E 2020-07-16T13:05:26.735966Z Expected to process event 'TypedEventImpl{metadata=RecordMetadata{recordType=EVENT, intentValue=255, intent=ELEMENT_ACTIVATED, requestStreamId=-2147483648, requestId=-1, protocolVersion=1, valueType=WORKFLOW_INSTANCE, rejectionType=NULL_VAL, rejectionReason=}, value={"bpmnProcessId":"chaos","version":2,"workflowKey":2251799813685359,"workflowInstanceKey":4503599627370761,"elementId":"chaosTask","flowScopeKey":4503599627370769,"bpmnElementType":"SERVICE_TASK","parentWorkflowInstanceKey":-1,"parentElementInstanceKey":-1}}' without errors, but exception occurred with message 'Expected to claim segment of size 8439432, but can't claim more than 4194304 bytes.' .
W 2020-07-16T13:05:26.737532Z Blacklist workflow instance 4503599627370761, due to previous errors.
I 2020-07-16T13:05:26.738421Z Error record was written at 568, we will continue with processing if event was committed. Current commit position is 567.
I 2020-07-16T13:05:26.793523Z Error event was committed, we continue with processing.

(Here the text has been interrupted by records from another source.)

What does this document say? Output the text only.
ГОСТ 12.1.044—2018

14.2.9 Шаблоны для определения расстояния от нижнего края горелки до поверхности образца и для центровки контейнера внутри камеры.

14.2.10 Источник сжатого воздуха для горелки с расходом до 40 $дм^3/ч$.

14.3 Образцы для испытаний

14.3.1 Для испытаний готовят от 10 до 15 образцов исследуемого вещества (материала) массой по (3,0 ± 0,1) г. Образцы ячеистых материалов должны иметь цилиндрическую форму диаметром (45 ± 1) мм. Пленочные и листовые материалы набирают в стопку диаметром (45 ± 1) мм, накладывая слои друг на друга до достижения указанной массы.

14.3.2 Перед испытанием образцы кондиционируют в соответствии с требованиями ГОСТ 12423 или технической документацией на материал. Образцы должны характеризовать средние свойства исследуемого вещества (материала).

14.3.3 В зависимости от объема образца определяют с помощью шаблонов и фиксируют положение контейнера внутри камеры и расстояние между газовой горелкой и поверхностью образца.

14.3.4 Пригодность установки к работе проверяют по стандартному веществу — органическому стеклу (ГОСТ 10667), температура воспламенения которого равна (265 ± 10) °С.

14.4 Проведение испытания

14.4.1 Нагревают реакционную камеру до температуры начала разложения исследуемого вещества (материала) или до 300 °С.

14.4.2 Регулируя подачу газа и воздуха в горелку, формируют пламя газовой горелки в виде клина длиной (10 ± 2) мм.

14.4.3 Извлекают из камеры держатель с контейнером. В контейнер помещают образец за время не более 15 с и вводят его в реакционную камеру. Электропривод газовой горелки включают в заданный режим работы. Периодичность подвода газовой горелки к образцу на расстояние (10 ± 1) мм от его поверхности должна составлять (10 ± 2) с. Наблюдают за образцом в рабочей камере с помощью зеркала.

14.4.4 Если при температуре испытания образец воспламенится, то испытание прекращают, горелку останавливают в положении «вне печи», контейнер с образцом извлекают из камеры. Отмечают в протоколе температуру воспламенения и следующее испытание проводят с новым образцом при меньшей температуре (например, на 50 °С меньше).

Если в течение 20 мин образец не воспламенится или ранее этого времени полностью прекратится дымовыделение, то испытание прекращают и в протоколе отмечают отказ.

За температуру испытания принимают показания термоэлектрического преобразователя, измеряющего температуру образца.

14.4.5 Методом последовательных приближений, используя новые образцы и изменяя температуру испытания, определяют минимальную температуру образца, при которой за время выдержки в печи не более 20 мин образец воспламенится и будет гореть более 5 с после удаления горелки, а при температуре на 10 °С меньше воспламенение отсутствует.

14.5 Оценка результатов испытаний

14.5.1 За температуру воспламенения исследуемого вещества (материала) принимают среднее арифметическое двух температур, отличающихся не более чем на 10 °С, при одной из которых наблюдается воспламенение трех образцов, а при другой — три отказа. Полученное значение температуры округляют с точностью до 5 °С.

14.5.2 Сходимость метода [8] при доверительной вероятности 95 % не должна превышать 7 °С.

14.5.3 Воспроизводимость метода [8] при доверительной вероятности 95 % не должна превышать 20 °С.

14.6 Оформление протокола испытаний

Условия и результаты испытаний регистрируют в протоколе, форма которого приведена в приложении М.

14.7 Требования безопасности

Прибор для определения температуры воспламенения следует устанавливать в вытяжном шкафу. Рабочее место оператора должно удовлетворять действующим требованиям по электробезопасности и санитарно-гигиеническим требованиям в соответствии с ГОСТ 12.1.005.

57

I created a feature request for operate OPE-1037

In general chaos experiment succeeded, since we not breaking processing and we are still able to process other instances, but we only see that the instance is blacklisted in the logs not in operate, which is a problem from my POV. Furthermore a bit unexpected was, that we already failed before, we are not able to activate jobs, since the size of the multi instance was already to big.

Code

    // create zeebe client
var client = ZeebeClient.Builder()
.UseLoggerFactory(new NLogLoggerFactory())
.UseGatewayAddress(ZeebeUrl)
.UseTransportEncryption()
.UseAccessTokenSupplier(
CamundaCloudTokenProvider.Builder()
.UseAuthServer(AuthServer)
.UseClientId(ClientId)
.UseClientSecret(ClientSecret)
.UseAudience(Audience)
.Build())
.Build();

var topology = await client.TopologyRequest().Send();

Logger.Info(topology.ToString);
Console.WriteLine(topology);
// deploy
var deployResponse = await client.NewDeployCommand()
.AddResourceFile(DemoProcessPath)
.Send();

// create workflow instance
var intArray = Enumerable.Range(0, 10_000).ToArray();
var jsonObject = new {list = intArray};
var jsonString = JsonConvert.SerializeObject(jsonObject);

await client.NewCreateWorkflowInstanceCommand()
.BpmnProcessId("chaos").LatestVersion()
.Variables(jsonString)
.Send();

// open job worker
using (var signal = new EventWaitHandle(false, EventResetMode.AutoReset))
{
client.NewWorker()
.JobType(JobType)
.Handler(HandleJob)
.MaxJobsActive(120)
.Name(WorkerName)
.AutoCompletion()
.PollInterval(TimeSpan.FromMilliseconds(100))
.Timeout(TimeSpan.FromSeconds(10))
.PollingTimeout(TimeSpan.FromSeconds(30))
.Open();

// blocks main thread, so that worker can run
signal.WaitOne();
}

private static void HandleJob(IJobClient jobClient, IJob job)
{
Logger.Debug("Handle job {job}", job.Key);

var bigPayload = File.ReadAllText(PayloadPath);
jobClient.NewCompleteJobCommand(job).Variables(bigPayload).Send();
}

Participants

  • @zelldon